I agree with the LeClair court that college educátion for capable students is a worthy social goal. I also conclude that the Legislature could rationally conclude that children of divorced, separated or unmarried parents are generally, but not inevitably, in greater need for protection in their pursuit of college education than are children of intact marriages. Economic retaliation, bitterness, even hatred, must be acknowledged as frequently at work in such situations. Intact families on the other hand most often, but not inevitably, will struggle and sacrifice to provide their children with higher education____ Act 62 also reflects the historic tradition in our law that courts will not interfere with the economic decisions of intact families. See Commonwealth v. George, 358 Pa. 118, 56 A.2d 228 (1948)[;] Shilling v. Shilling, 394 Pa.Super. 154, 575 A.2d 145 (1990). Divorce, separation or unmarried status, however, frequently results in the intervention of the courts with regard to economic issues, i.e., support, equitable distribution of marital property, et cetera, for the purpose of mitigating harm to the parties and serving the best interest and welfare of children. Given these realities and this long standing tradition of our law, it cannot be said that there is no rational basis for the Legislature’s determination, as reflected in Act 62, to regard children of divorced, separated or unmarried parents as worthy of special protection as against the “fall out” of divorce or separation.

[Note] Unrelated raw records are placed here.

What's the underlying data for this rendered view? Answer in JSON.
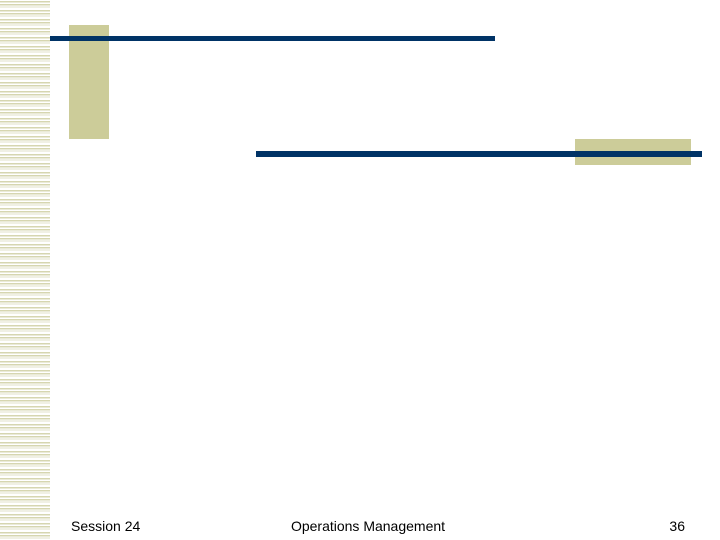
{
  "footer": {
    "left": "Session 24",
    "center": "Operations Management",
    "right": "36"
  }
}
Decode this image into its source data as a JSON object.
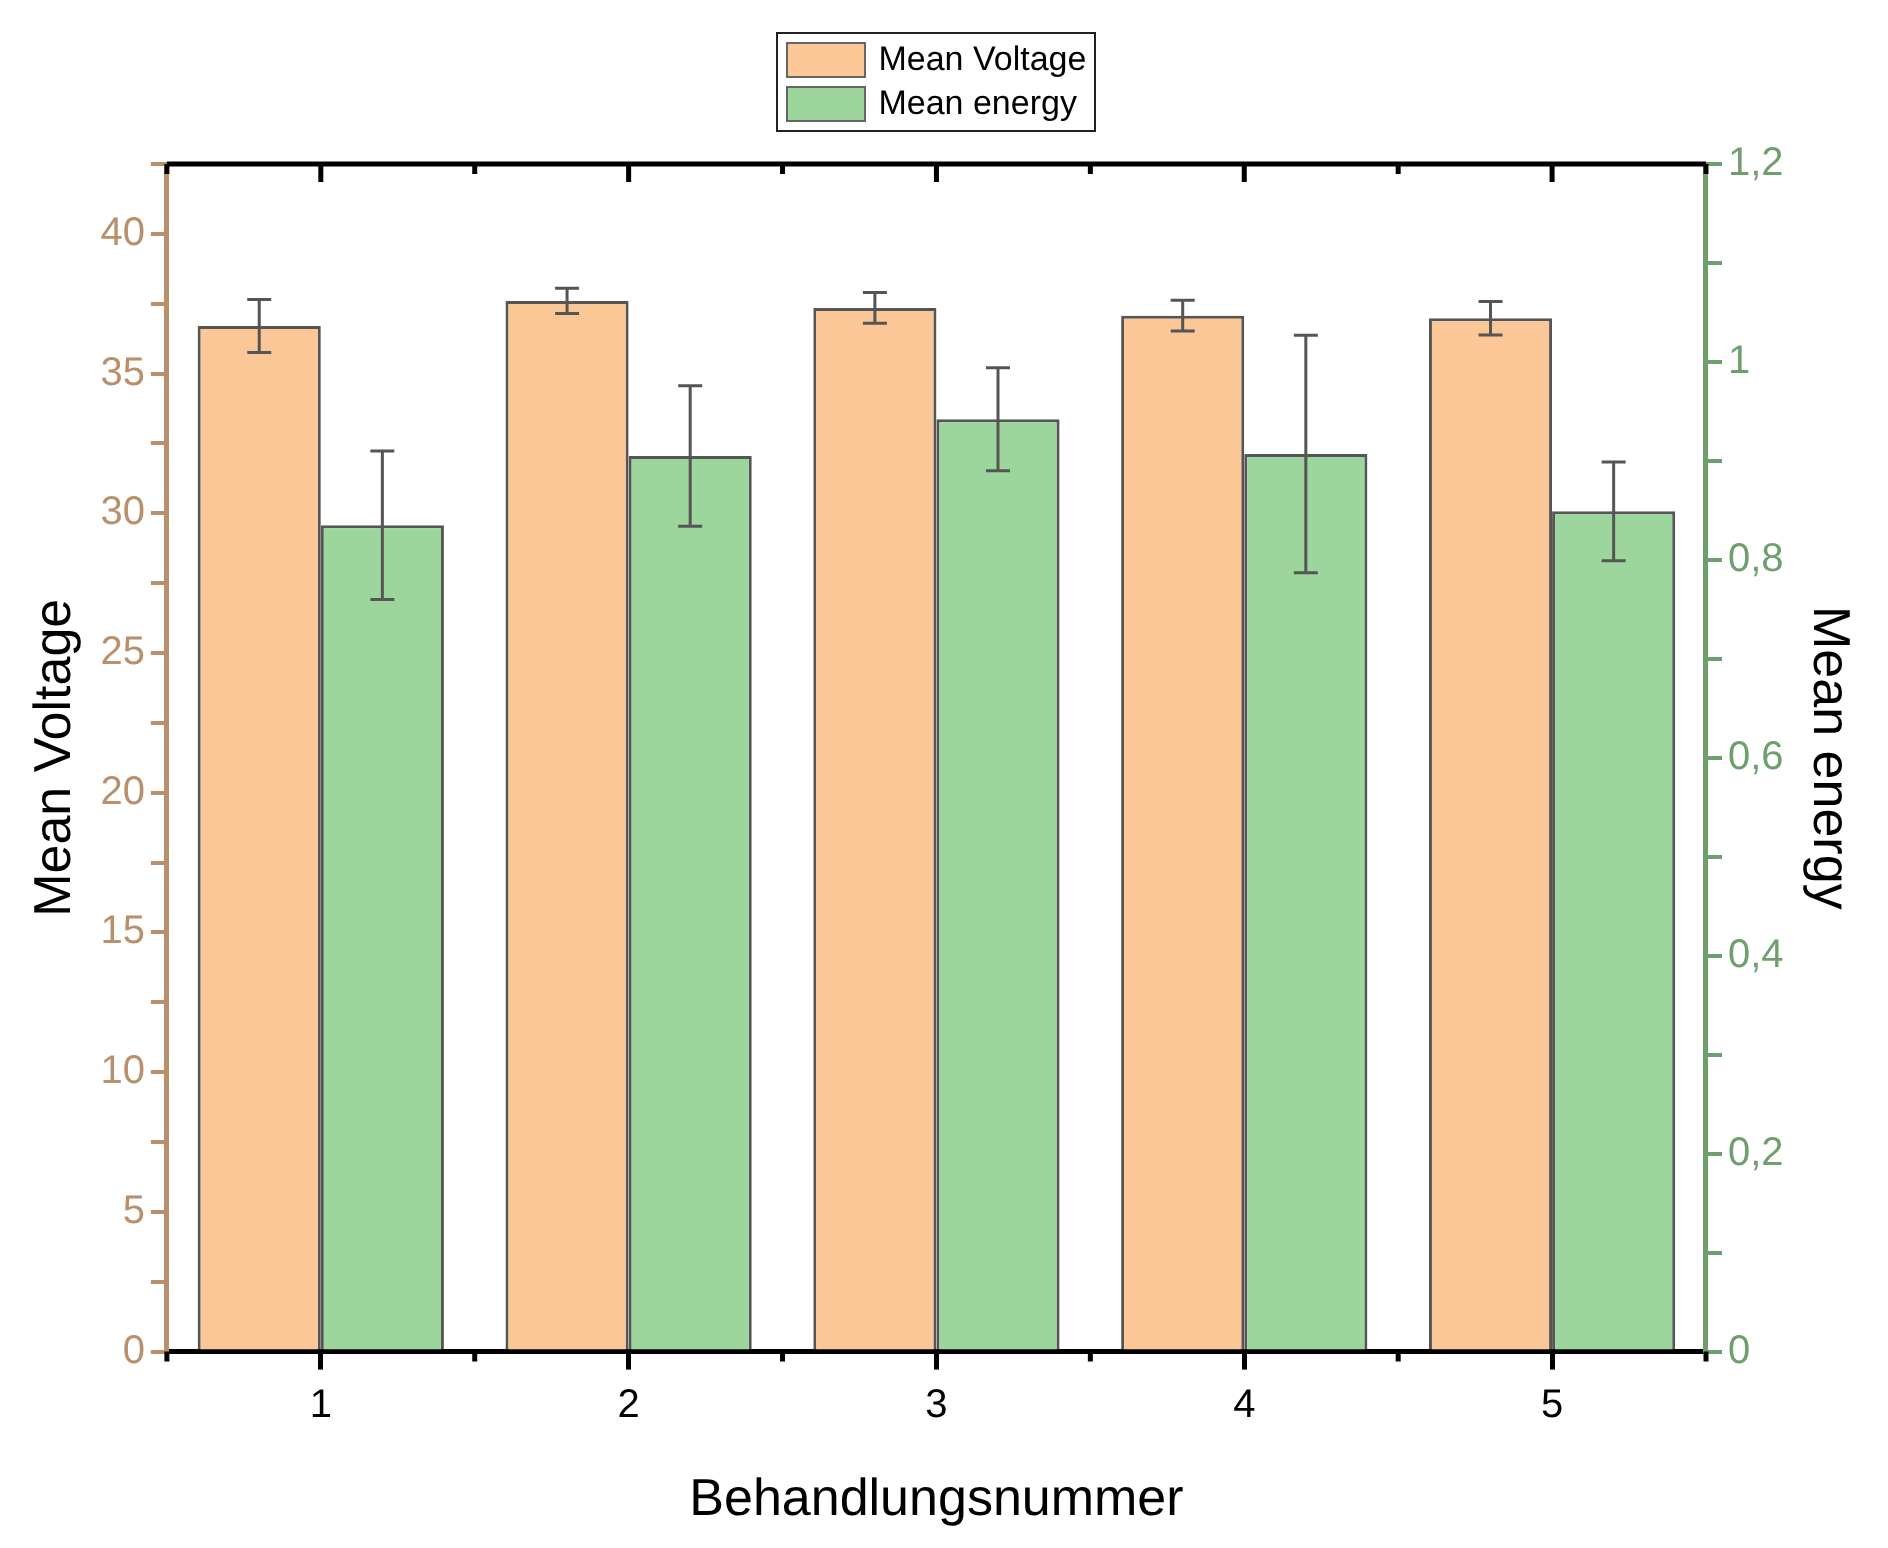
{
  "chart_data": {
    "type": "bar",
    "xlabel": "Behandlungsnummer",
    "ylabel": "Mean Voltage",
    "y2label": "Mean energy",
    "categories": [
      "1",
      "2",
      "3",
      "4",
      "5"
    ],
    "series": [
      {
        "name": "Mean Voltage",
        "color": "#fbc797",
        "values": [
          36.7,
          37.6,
          37.35,
          37.07,
          36.98
        ],
        "errors": [
          0.95,
          0.45,
          0.55,
          0.55,
          0.6
        ]
      },
      {
        "name": "Mean energy",
        "color": "#9dd69d",
        "axis": "y2",
        "values": [
          0.835,
          0.905,
          0.942,
          0.907,
          0.849
        ],
        "errors": [
          0.075,
          0.071,
          0.052,
          0.12,
          0.05
        ]
      }
    ],
    "ylim": [
      0,
      42.5
    ],
    "yticks": [
      0,
      {
        "value": 2.5,
        "label": null
      },
      5,
      {
        "value": 7.5,
        "label": null
      },
      10,
      {
        "value": 12.5,
        "label": null
      },
      15,
      {
        "value": 17.5,
        "label": null
      },
      20,
      {
        "value": 22.5,
        "label": null
      },
      25,
      {
        "value": 27.5,
        "label": null
      },
      30,
      {
        "value": 32.5,
        "label": null
      },
      35,
      {
        "value": 37.5,
        "label": null
      },
      40,
      {
        "value": 42.5,
        "label": null
      }
    ],
    "y2lim": [
      0,
      1.2
    ],
    "y2ticks": [
      0,
      {
        "value": 0.1,
        "label": null
      },
      {
        "value": 0.2,
        "label": "0,2"
      },
      {
        "value": 0.3,
        "label": null
      },
      {
        "value": 0.4,
        "label": "0,4"
      },
      {
        "value": 0.5,
        "label": null
      },
      {
        "value": 0.6,
        "label": "0,6"
      },
      {
        "value": 0.7,
        "label": null
      },
      {
        "value": 0.8,
        "label": "0,8"
      },
      {
        "value": 0.9,
        "label": null
      },
      1,
      {
        "value": 1.1,
        "label": null
      },
      {
        "value": 1.2,
        "label": "1,2"
      }
    ],
    "grid": false,
    "legend": "top"
  }
}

Trial Court Opinion, 2/15/94, at 4-5.

Mindful of the United States Supreme Court’s instruction that our review of such a statute shall be a model of judicial restraint, we conclude that both the pertinent legislative history and the trial court’s analysis, quoted above, suggest a *588“reasonably conceivable state of facts” which can serve as a rational basis for treating intact and non-intact families differently with regard to the support of adult children seeking post-secondary education. In reaching this conclusion, we do not disagree with Father’s assertion that many divorced or separated parents put aside their personal animosities for the sake of their children, nor do we dispute Father’s claim that Act 62 does not instruct the trial court to duplicate as nearly as possible the decision that would have been made regarding the child’s post-secondary education if the family had remained intact. Nevertheless, a classification may be rational even though it “is not made with mathematical nicety or because in practice it results in some inequality.” Martin v. Com., Unemployment Compensation Board of Review, 502 Pa. 282, 291, 466 A.2d 107, 111 (1983), cert. denied, 466 U.S. 952, 104 S.Ct. 2156, 80 L.Ed.2d 541 (1984), quoting Dandridge v. Williams, 397 U.S. at 485, 90 S.Ct. at 1161. Accordingly, we conclude that Act 62 “bears some rational relationship to a legitimate state end,” id., and therefore does not violate the state and federal guarantees of equal protection.

Order affirmed.

CIRILLO, J., files a dissenting opinion, which is joined by CAVANAUGH, J.

. "No State shall ... pass any Bill of Attainder, ex post facto Law, or Law impairing the Obligation of Contracts....” U.S. Const, art. I, § 10, cl. 1.

. "No ex post facto law, nor any law impairing the obligation of contracts, or making irrevocable any grant of special privileges or immunities, shall be passed.” Pa. Const, art. 1, § 17.